Víctor Márquez “Tomate”

Guitarrista cordobés descendiente de una familia de guitarristas flamencos conocidos como “Los Tomates de Córdoba”. Comienza su aprendizaje con nueve años bajo la tutela de su primo Juan Manuel Muñoz “El Tomate”. Su aprendizaje continua de la mano de su tío Juan “El Tomate”, que le instruye en el compañamiento al cante. Profesionalmente ha trabajado en numerosos espectáculos y compañías, destacando las de Rafael Amargo, José Porcel, Manuel Liñán, Rafael Martos, Antonio Canales, Guadalupe Torres, Cecilia Gómez, Adrián Santana y Olga Pericet, entre otros. Habitualmente trabaja en tablaos como El Flamenco (Tokio) y, en Madrid, Las Carboneras, Villa Rosa, Corral de la Pacheca, Casa Patas, Cardamomo, Las Tablas, entre otros.

 

Víctor Márquez “Tomate”

 

Cordoba guitarist descendant of a family of flamenco guitarists known as “Los Tomates de Cordoba”, he begins his apprenticeship with nine years under the tutelage of his cousin Juan Manuel Muñoz “El Tomate”. His teaching continues by his uncle Juan “El Tomate”, instructing him in the accompaniment to singing. Professionally, he has worked on numerous shows and companies, highlighting Rafael Amargo, José Porcel, Manuel Liñán, Rafael Martos, Antonio Canales, Guadalupe Torres, Cecilia Gómez, Adrián Santana and Olga Pericet, among others. He usually works in tablaos as Flamenco (Tokyo), and, in Madrid, Las Carboneras, Villa Rosa, El Corral de la Pacheca, Casa Patas, Cardamomo, Las Tablas, among others.

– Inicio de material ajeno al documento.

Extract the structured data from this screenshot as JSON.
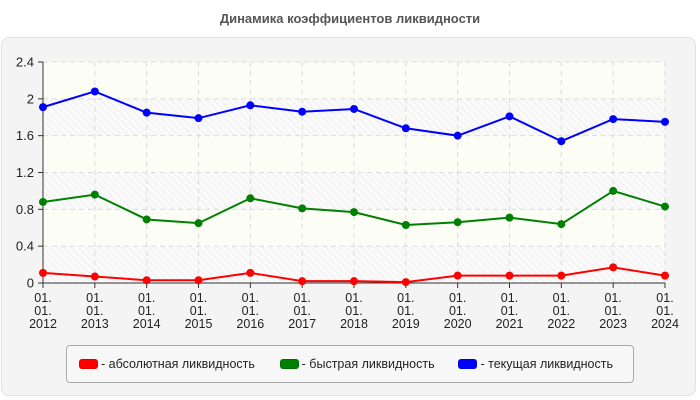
{
  "chart_data": {
    "type": "line",
    "title": "Динамика коэффициентов ликвидности",
    "xlabel": "",
    "ylabel": "",
    "categories": [
      "01.01.2012",
      "01.01.2013",
      "01.01.2014",
      "01.01.2015",
      "01.01.2016",
      "01.01.2017",
      "01.01.2018",
      "01.01.2019",
      "01.01.2020",
      "01.01.2021",
      "01.01.2022",
      "01.01.2023",
      "01.01.2024"
    ],
    "category_lines": [
      [
        "01.",
        "01.",
        "2012"
      ],
      [
        "01.",
        "01.",
        "2013"
      ],
      [
        "01.",
        "01.",
        "2014"
      ],
      [
        "01.",
        "01.",
        "2015"
      ],
      [
        "01.",
        "01.",
        "2016"
      ],
      [
        "01.",
        "01.",
        "2017"
      ],
      [
        "01.",
        "01.",
        "2018"
      ],
      [
        "01.",
        "01.",
        "2019"
      ],
      [
        "01.",
        "01.",
        "2020"
      ],
      [
        "01.",
        "01.",
        "2021"
      ],
      [
        "01.",
        "01.",
        "2022"
      ],
      [
        "01.",
        "01.",
        "2023"
      ],
      [
        "01.",
        "01.",
        "2024"
      ]
    ],
    "series": [
      {
        "name": "абсолютная ликвидность",
        "color": "#ff0000",
        "values": [
          0.11,
          0.07,
          0.03,
          0.03,
          0.11,
          0.02,
          0.02,
          0.01,
          0.08,
          0.08,
          0.08,
          0.17,
          0.08
        ]
      },
      {
        "name": "быстрая ликвидность",
        "color": "#008000",
        "values": [
          0.88,
          0.96,
          0.69,
          0.65,
          0.92,
          0.81,
          0.77,
          0.63,
          0.66,
          0.71,
          0.64,
          1.0,
          0.83
        ]
      },
      {
        "name": "текущая ликвидность",
        "color": "#0000ff",
        "values": [
          1.91,
          2.08,
          1.85,
          1.79,
          1.93,
          1.86,
          1.89,
          1.68,
          1.6,
          1.81,
          1.54,
          1.78,
          1.75
        ]
      }
    ],
    "ylim": [
      0,
      2.4
    ],
    "yticks": [
      "0",
      "0.4",
      "0.8",
      "1.2",
      "1.6",
      "2",
      "2.4"
    ],
    "ytick_values": [
      0,
      0.4,
      0.8,
      1.2,
      1.6,
      2.0,
      2.4
    ],
    "grid": true,
    "legend_position": "bottom"
  },
  "legend": {
    "items": [
      {
        "label": "- абсолютная ликвидность",
        "color": "#ff0000"
      },
      {
        "label": "- быстрая ликвидность",
        "color": "#008000"
      },
      {
        "label": "- текущая ликвидность",
        "color": "#0000ff"
      }
    ]
  }
}
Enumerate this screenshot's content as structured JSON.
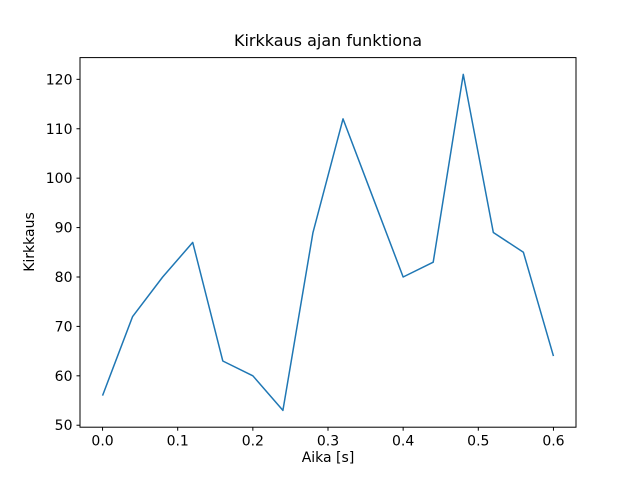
{
  "figure": {
    "background": "#ffffff",
    "title": "Kirkkaus ajan funktiona",
    "xlabel": "Aika [s]",
    "ylabel": "Kirkkaus"
  },
  "chart_data": {
    "type": "line",
    "title": "Kirkkaus ajan funktiona",
    "xlabel": "Aika [s]",
    "ylabel": "Kirkkaus",
    "x": [
      0.0,
      0.04,
      0.08,
      0.12,
      0.16,
      0.2,
      0.24,
      0.28,
      0.32,
      0.36,
      0.4,
      0.44,
      0.48,
      0.52,
      0.56,
      0.6
    ],
    "y": [
      56,
      72,
      80,
      87,
      63,
      60,
      53,
      89,
      112,
      96,
      80,
      83,
      121,
      89,
      85,
      64
    ],
    "series_name": "Kirkkaus",
    "xlim": [
      -0.03,
      0.63
    ],
    "ylim": [
      49.6,
      124.4
    ],
    "xticks": [
      0.0,
      0.1,
      0.2,
      0.3,
      0.4,
      0.5,
      0.6
    ],
    "xtick_labels": [
      "0.0",
      "0.1",
      "0.2",
      "0.3",
      "0.4",
      "0.5",
      "0.6"
    ],
    "yticks": [
      50,
      60,
      70,
      80,
      90,
      100,
      110,
      120
    ],
    "ytick_labels": [
      "50",
      "60",
      "70",
      "80",
      "90",
      "100",
      "110",
      "120"
    ],
    "line_color": "#1f77b4",
    "axis_color": "#000000",
    "grid": false,
    "legend": null
  }
}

Entrevista Víctor Márquez “El Tomate”

 

«Pues de mi aprendizaje destaco a Juanma “El Tomate”. Me enseñó muchísimo referente a los palos del flamenco y del toque para baile porque desde los 11 años me metía con él en la academia de baile todas las tardes. Con él aprendí mucho acompañando al baile, al tiempo que estuve un año viviendo con mi tío Juan “El Tomate”, con el que aprendí mucho de acompañar al cante. También estaba mucho mi hermano, que cantaba igualmente y aprendí también mucho gracias a él.

»En mi casa, desde mi niñez, recuerdo juntarse la familia y siempre era una fiesta. Mis primos tocaban siempre la guitarra, mis padres y mis hermanos cantaban.

»Del tablao destaco todo. Es lo que más me gusta, cada día es diferente, disfruto mucho de la improvisación del baile y el cante. Hay momentos en el tablao que te hacen sentir libre, sin montaje de nada, solo lo que sale en el momento. Hay días increíbles».